La penuria d'acqua sta diventando un problema

Sì, il fabbisogno di acqua aumenta. In tutto il mondo. Di per sé, una logica conseguenza dell'aumento della popolazione mondiale. Il problema, però, è che la disponibilità di oro blu – parallelamente – diminuisce. Secondo la Direzione dello sviluppo e della cooperazione (DSC), l’agenzia del Dipartimento federale degli affari esteri (DFAE) preposta alla cooperazione internazionale, entro il 2025 due terzi della popolazione mondiale vivranno in regioni in cui l'acqua, semplicemente, scarseggia.
Il problema della scarsità
Che cosa dobbiamo aspettarci, dunque? Quando un bene scarseggia, e l'acqua in questo senso non fa eccezione, possono scatenarsi conflitti. Ad affermarlo, al Blick, è Ashok Swain, ricercatore sulla pace e sui conflitti nonché direttore del Dipartimento di cooperazione internazionale sull'acqua dell'Università di Uppsala, in Svezia: «La scarsità d'acqua ha il potenziale per esacerbare le dispute sul suo uso condiviso». A detta dell'esperto, dunque, non si possono nemmeno escludere conflitti armati per il cosiddetto oro blu. Il ricercatore cita come esempi due guerre in cui la lotta per l'acqua è stata una delle cause scatenanti: la Guerra dei Sei Giorni del 1967, quando gli israeliani occuparono le alture del Golan per assicurarsi l'approvvigionamento idrico del fiume Giordano, e le guerre indo-pakistane nel Kashmir, bacino idrografico dei fiumi indiani.
La diga della discordia
Secondo Swain, in questi giorni la situazione delle risorse idriche in Etiopia e dintorni è tesa. La diga etiope, che dovrebbe essere la più grande dell'Africa una volta completata nel 2024 o 2025, sta facendo temere al vicino egiziano di perdere l'approvvigionamento idrico dal Nilo. Una minaccia, diretta, all'agricoltura del Paese. «In diverse occasioni – ribadisce l'esperto – la disputa ha quasi raggiunto il punto di escalation militare. Il Nilo è vitale per l'Egitto, che dipende da questa fornitura per soddisfare oltre il 90% del suo fabbisogno idrico. Quanta acqua fluirà nel fiume in futuro è quindi di grande importanza per molti Paesi della regione». Non a caso, il presidente egiziano Abdel Fattah al-Sissi ha adottato toni molto meno concilianti nelle sue relazioni con l'Etiopia.
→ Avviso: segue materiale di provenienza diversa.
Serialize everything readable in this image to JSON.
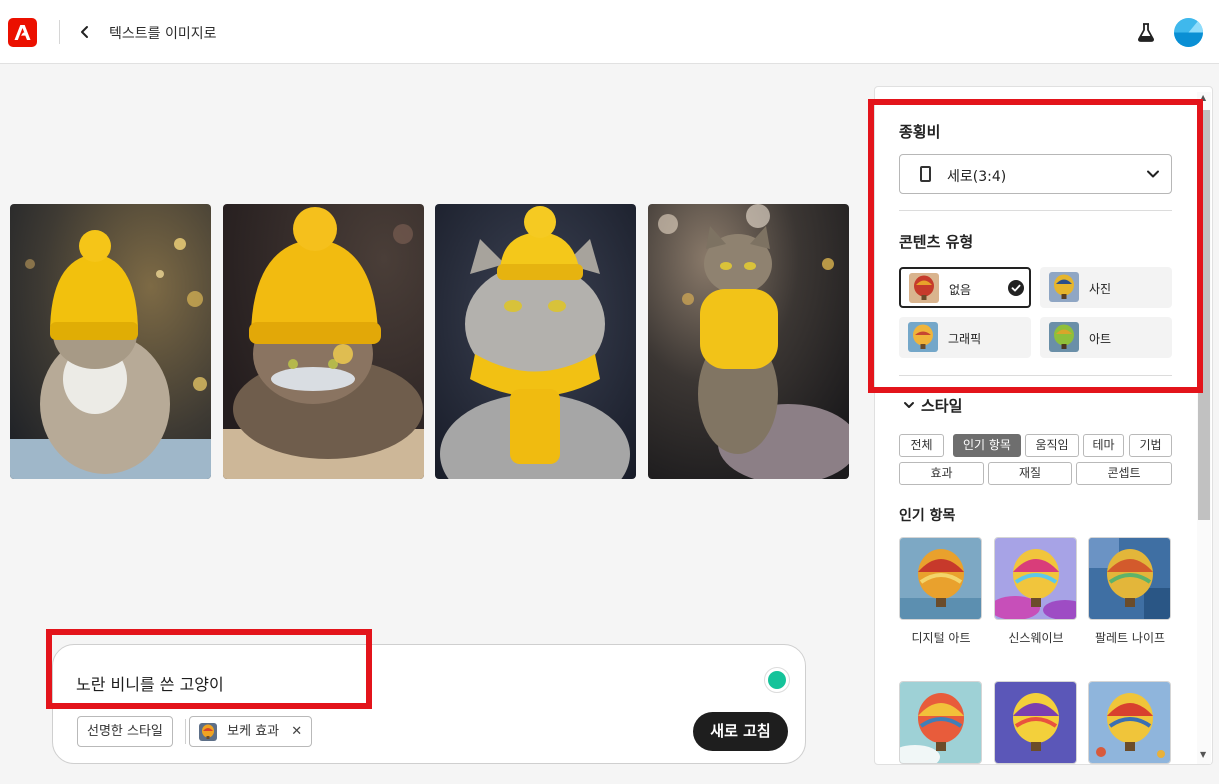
{
  "header": {
    "title": "텍스트를 이미지로",
    "brand_color": "#eb1000"
  },
  "gallery": {
    "images": [
      {
        "alt": "cat-1",
        "hat": "yellow beanie"
      },
      {
        "alt": "cat-2",
        "hat": "yellow beanie"
      },
      {
        "alt": "cat-3",
        "hat": "yellow beanie"
      },
      {
        "alt": "cat-4",
        "hat": "yellow scarf"
      }
    ]
  },
  "prompt": {
    "text": "노란 비니를 쓴 고양이",
    "chips": [
      {
        "label": "선명한 스타일"
      },
      {
        "label": "보케 효과",
        "removable": true
      }
    ],
    "refresh_label": "새로 고침"
  },
  "panel": {
    "aspect": {
      "title": "종횡비",
      "value": "세로(3:4)"
    },
    "content_type": {
      "title": "콘텐츠 유형",
      "options": [
        {
          "label": "없음",
          "selected": true
        },
        {
          "label": "사진",
          "selected": false
        },
        {
          "label": "그래픽",
          "selected": false
        },
        {
          "label": "아트",
          "selected": false
        }
      ]
    },
    "style": {
      "title": "스타일",
      "tags": [
        "전체",
        "인기 항목",
        "움직임",
        "테마",
        "기법",
        "효과",
        "재질",
        "콘셉트"
      ],
      "active_tag": "인기 항목",
      "section_title": "인기 항목",
      "thumbs": [
        {
          "label": "디지털 아트"
        },
        {
          "label": "신스웨이브"
        },
        {
          "label": "팔레트 나이프"
        },
        {
          "label": ""
        },
        {
          "label": ""
        },
        {
          "label": ""
        }
      ]
    }
  },
  "colors": {
    "highlight": "#e3141b",
    "refresh_bg": "#1e1e1e",
    "active_tag_bg": "#6e6e6e"
  }
}
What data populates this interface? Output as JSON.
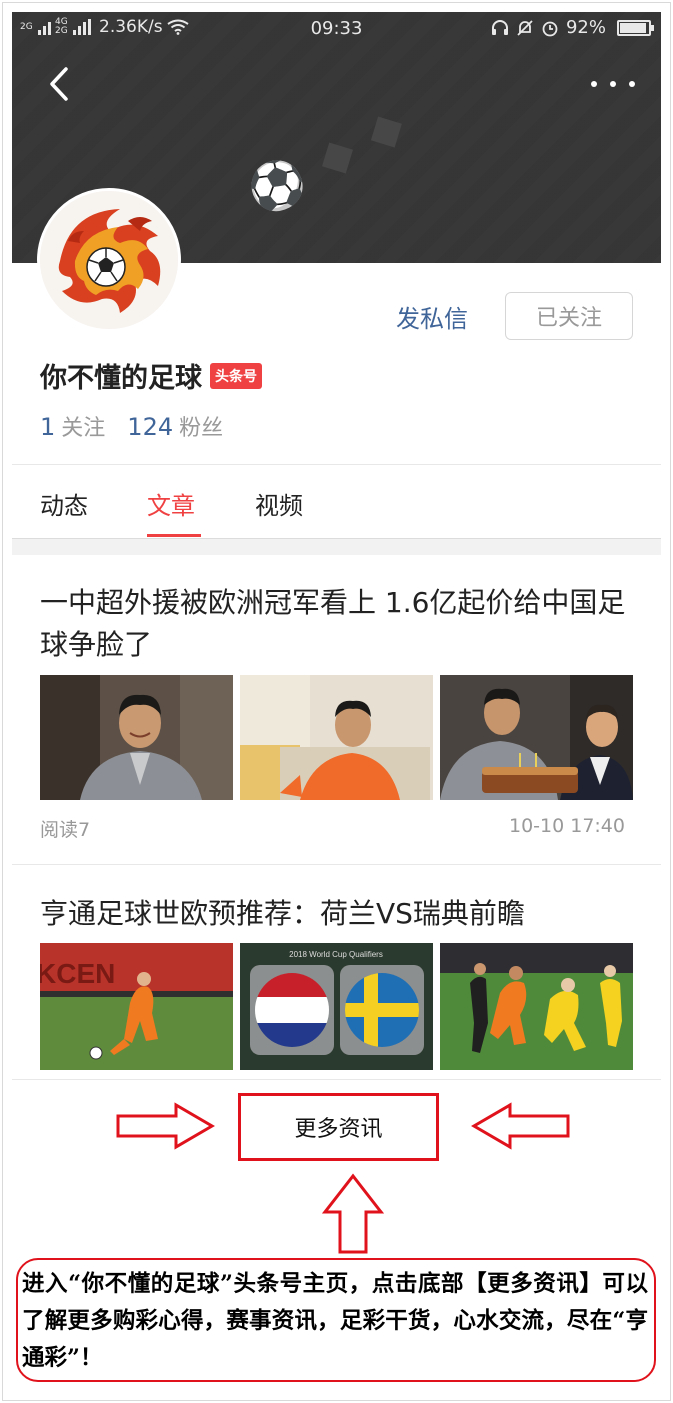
{
  "status_bar": {
    "network_left": "2G",
    "network_right": "4G 2G",
    "speed": "2.36K/s",
    "time": "09:33",
    "battery": "92%",
    "battery_level": 0.92
  },
  "profile": {
    "name": "你不懂的足球",
    "badge": "头条号",
    "message_label": "发私信",
    "follow_label": "已关注",
    "following_count": "1",
    "following_label": "关注",
    "fans_count": "124",
    "fans_label": "粉丝"
  },
  "tabs": [
    {
      "label": "动态",
      "active": false
    },
    {
      "label": "文章",
      "active": true
    },
    {
      "label": "视频",
      "active": false
    }
  ],
  "articles": [
    {
      "title": "一中超外援被欧洲冠军看上 1.6亿起价给中国足球争脸了",
      "reads": "阅读7",
      "date": "10-10 17:40"
    },
    {
      "title": "亨通足球世欧预推荐：荷兰VS瑞典前瞻"
    }
  ],
  "thumb_texts": {
    "wc_banner": "2018 World Cup Qualifiers",
    "ad_board": "KCEN"
  },
  "more_news_label": "更多资讯",
  "note": "进入“你不懂的足球”头条号主页，点击底部【更多资讯】可以了解更多购彩心得，赛事资讯，足彩干货，心水交流，尽在“亨通彩”！",
  "colors": {
    "accent_red": "#f04142",
    "link_blue": "#406599",
    "annotation_red": "#e0121b"
  }
}
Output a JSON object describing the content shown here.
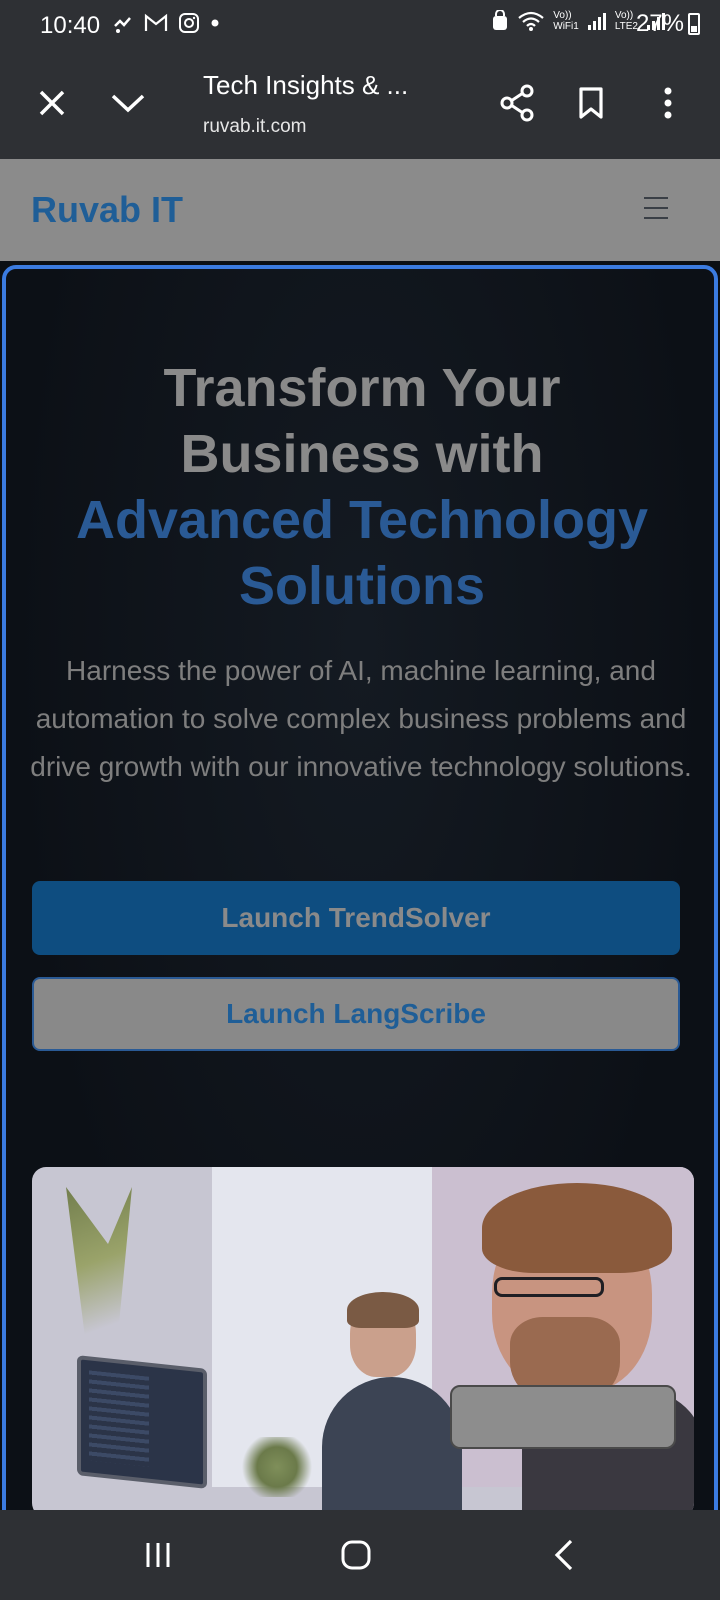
{
  "status_bar": {
    "time": "10:40",
    "left_icons": [
      "missed-call-icon",
      "gmail-icon",
      "instagram-icon",
      "dot-icon"
    ],
    "right_icons": [
      "security-icon",
      "wifi-icon",
      "vowifi-label",
      "signal-icon",
      "volte-label",
      "signal-icon"
    ],
    "vowifi_label": "Vo))\nWiFi1",
    "volte_label": "Vo))\nLTE2",
    "battery": "27%"
  },
  "browser": {
    "page_title": "Tech Insights & ...",
    "url": "ruvab.it.com",
    "actions": [
      "close-icon",
      "collapse-icon",
      "share-icon",
      "bookmark-icon",
      "more-icon"
    ]
  },
  "site": {
    "brand": "Ruvab IT",
    "menu_icon": "hamburger-icon"
  },
  "hero": {
    "title_line1": "Transform Your",
    "title_line2": "Business with",
    "title_line3": "Advanced Technology",
    "title_line4": "Solutions",
    "description": "Harness the power of AI, machine learning, and automation to solve complex business problems and drive growth with our innovative technology solutions.",
    "primary_button": "Launch TrendSolver",
    "secondary_button": "Launch LangScribe"
  },
  "colors": {
    "accent_blue": "#1f5e97",
    "hero_border": "#3b7be0",
    "primary_button": "#0e4d80"
  },
  "nav": {
    "buttons": [
      "recent-apps-icon",
      "home-icon",
      "back-icon"
    ]
  }
}
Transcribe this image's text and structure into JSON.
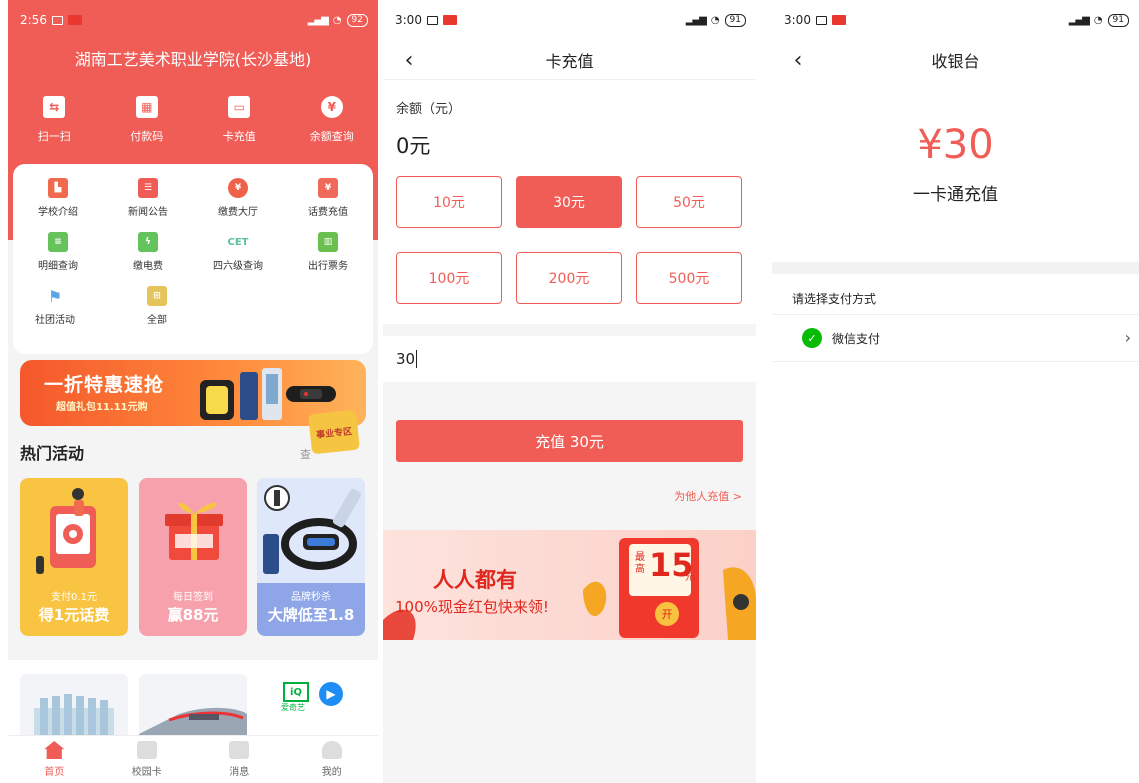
{
  "screen1": {
    "status_time": "2:56",
    "battery": "92",
    "campus_title": "湖南工艺美术职业学院(长沙基地)",
    "top_actions": [
      {
        "label": "扫一扫",
        "icon": "scan-icon"
      },
      {
        "label": "付款码",
        "icon": "qr-code-icon"
      },
      {
        "label": "卡充值",
        "icon": "card-recharge-icon"
      },
      {
        "label": "余额查询",
        "icon": "balance-bag-icon"
      }
    ],
    "menu_items": [
      {
        "label": "学校介绍",
        "icon": "school-icon",
        "color": "#f06a4d"
      },
      {
        "label": "新闻公告",
        "icon": "news-icon",
        "color": "#f05d56"
      },
      {
        "label": "缴费大厅",
        "icon": "payment-hall-icon",
        "color": "#f0614b"
      },
      {
        "label": "话费充值",
        "icon": "phone-recharge-icon",
        "color": "#f06a5c"
      },
      {
        "label": "明细查询",
        "icon": "details-icon",
        "color": "#66c35b"
      },
      {
        "label": "缴电费",
        "icon": "lightning-icon",
        "color": "#63c35c"
      },
      {
        "label": "四六级查询",
        "icon": "cet-icon",
        "color": "#5cc19a"
      },
      {
        "label": "出行票务",
        "icon": "luggage-icon",
        "color": "#6bbf4e"
      },
      {
        "label": "社团活动",
        "icon": "flag-icon",
        "color": "#5ca4e6"
      },
      {
        "label": "全部",
        "icon": "grid-icon",
        "color": "#e6c45c"
      }
    ],
    "cet_text": "CET",
    "promo_title": "一折特惠速抢",
    "promo_sub": "超值礼包11.11元购",
    "promo_tag": "事业专区",
    "hot_title": "热门活动",
    "hot_more": "查",
    "activities": [
      {
        "label1": "支付0.1元",
        "label2": "得1元话费",
        "color": "#f9c442"
      },
      {
        "label1": "每日签到",
        "label2": "赢88元",
        "color": "#f7a1ad"
      },
      {
        "label1": "品牌秒杀",
        "label2": "大牌低至1.8",
        "color": "#8ea6e8"
      }
    ],
    "iqiyi_text": "爱奇艺",
    "tabs": [
      {
        "label": "首页",
        "icon": "home-icon",
        "active": true
      },
      {
        "label": "校园卡",
        "icon": "campus-card-icon",
        "active": false
      },
      {
        "label": "消息",
        "icon": "message-icon",
        "active": false
      },
      {
        "label": "我的",
        "icon": "profile-icon",
        "active": false
      }
    ]
  },
  "screen2": {
    "status_time": "3:00",
    "battery": "91",
    "title": "卡充值",
    "balance_label": "余额（元）",
    "balance_value": "0元",
    "amounts": [
      "10元",
      "30元",
      "50元",
      "100元",
      "200元",
      "500元"
    ],
    "selected_amount": "30元",
    "custom_value": "30",
    "charge_button": "充值 30元",
    "other_link": "为他人充值 >",
    "red_packet": {
      "title": "人人都有",
      "subtitle": "100%现金红包快来领!",
      "zui_gao": "最高",
      "amount": "15",
      "unit": "元",
      "open": "开"
    }
  },
  "screen3": {
    "status_time": "3:00",
    "battery": "91",
    "title": "收银台",
    "amount": "¥30",
    "description": "一卡通充值",
    "pay_method_label": "请选择支付方式",
    "pay_option": "微信支付"
  }
}
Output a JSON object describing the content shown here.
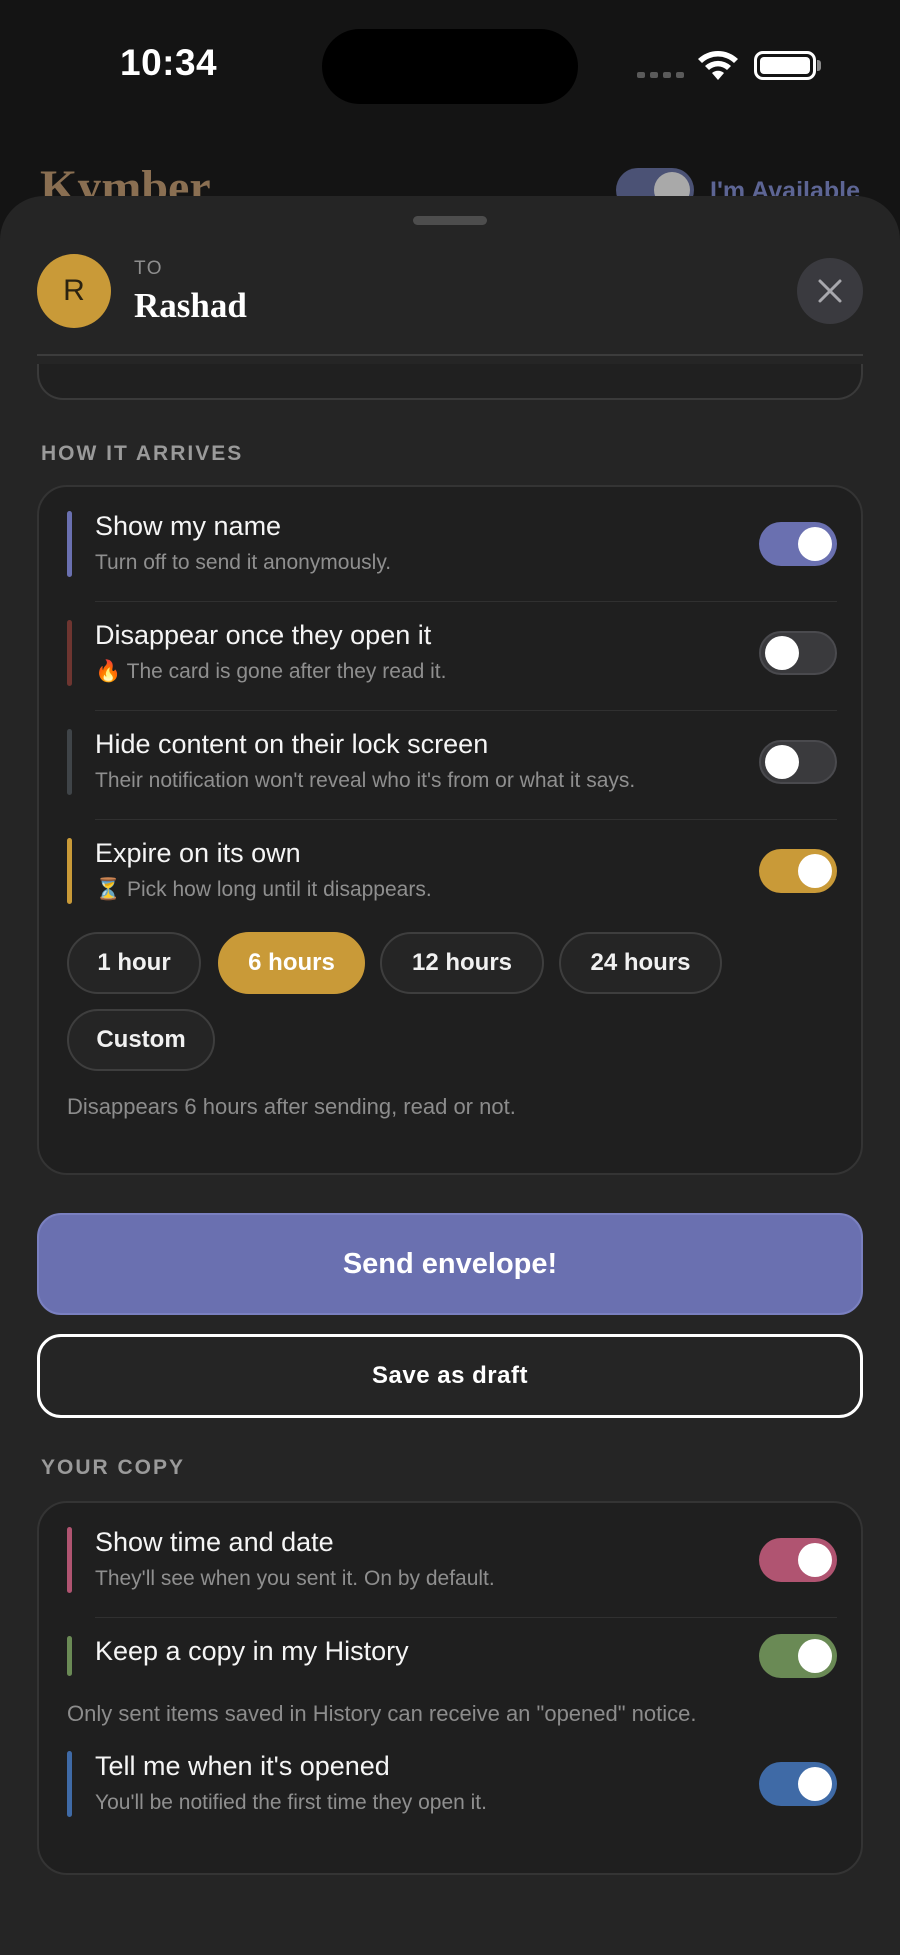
{
  "status_bar": {
    "time": "10:34"
  },
  "background_app": {
    "title": "Kymber",
    "availability_label": "I'm Available"
  },
  "header": {
    "avatar_initial": "R",
    "to_label": "TO",
    "recipient_name": "Rashad"
  },
  "arrival": {
    "section_label": "HOW IT ARRIVES",
    "options": [
      {
        "title": "Show my name",
        "subtitle": "Turn off to send it anonymously.",
        "enabled": true,
        "accent": "#6a70b0"
      },
      {
        "title": "Disappear once they open it",
        "emoji": "🔥",
        "subtitle": "The card is gone after they read it.",
        "enabled": false,
        "accent": "#6e3530"
      },
      {
        "title": "Hide content on their lock screen",
        "subtitle": "Their notification won't reveal who it's from or what it says.",
        "enabled": false,
        "accent": "#3f4448"
      },
      {
        "title": "Expire on its own",
        "emoji": "⏳",
        "subtitle": "Pick how long until it disappears.",
        "enabled": true,
        "accent": "#c99a38"
      }
    ],
    "durations": [
      "1 hour",
      "6 hours",
      "12 hours",
      "24 hours",
      "Custom"
    ],
    "selected_duration": "6 hours",
    "expiry_note": "Disappears 6 hours after sending, read or not."
  },
  "actions": {
    "send_label": "Send envelope!",
    "draft_label": "Save as draft"
  },
  "copy": {
    "section_label": "YOUR COPY",
    "options": [
      {
        "title": "Show time and date",
        "subtitle": "They'll see when you sent it. On by default.",
        "enabled": true,
        "accent": "#b05471"
      },
      {
        "title": "Keep a copy in my History",
        "subtitle": "",
        "enabled": true,
        "accent": "#6a8a55"
      },
      {
        "title": "Tell me when it's opened",
        "subtitle": "You'll be notified the first time they open it.",
        "enabled": true,
        "accent": "#3f6aa6"
      }
    ],
    "history_note": "Only sent items saved in History can receive an \"opened\" notice."
  },
  "colors": {
    "accent_purple": "#6a70b0",
    "accent_gold": "#c99a38",
    "toggle_pink": "#b05471",
    "toggle_green": "#6a8a55",
    "toggle_blue": "#3f6aa6"
  },
  "icons": [
    "wifi-icon",
    "battery-icon",
    "close-icon",
    "fire-emoji",
    "hourglass-emoji"
  ]
}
La Cina e il controllo del Tibet
A preoccupare è anche un'altra disputa, quella fra India e Pakistan, entrambi afflitti da scarsità di acqua e siccità e in lotta per diversi fiumi in comune. Il più importante, l'Indo, che scorre nella parte indiana del Kashmir, nasce in Tibet, la «torre d'acqua dell'Asia». L'altopiano tibetano è la culla di altri importantissimi corsi d'acqua, come il Gange, il Mekong e il Brahmaputra. Una concentrazione di risorse, leggiamo, su cui ovviamente sta investendo tantissimo la Cina. Di fatto, Pechino si è assicurata un potere esclusivo sulla distribuzione di acqua nella regione, come dimostra un'analisi dello Swiss Institute for Global Affairs. Un'esclusività che, di riflesso, potrebbe avere gravi ripercussioni su tutti i Paesi toccati dai fiumi citati. Dagli anni Novanta, per dire, la Cina ha costruito qualcosa come undici mega-dighe che impediscono un sufficiente passaggio di acqua agli Stati più a sud.
In un periodo di grave e prolungata siccità, senza contare il caldo che sta colpendo alcune zone del Dragone, il controllo dell'acqua sta diventando un vero e proprio simbolo di potere. Nonché una leva. Swain, infine, auspica che presto o tardi i governi trovino un'intesa: «Questi Paesi devono rendersi conto che una distribuzione equa dell'acqua può solo portare benefici a tutte le parti coinvolte. Altrimenti, l'acqua rischia di diventare un'arma in grado di destabilizzare intere regioni».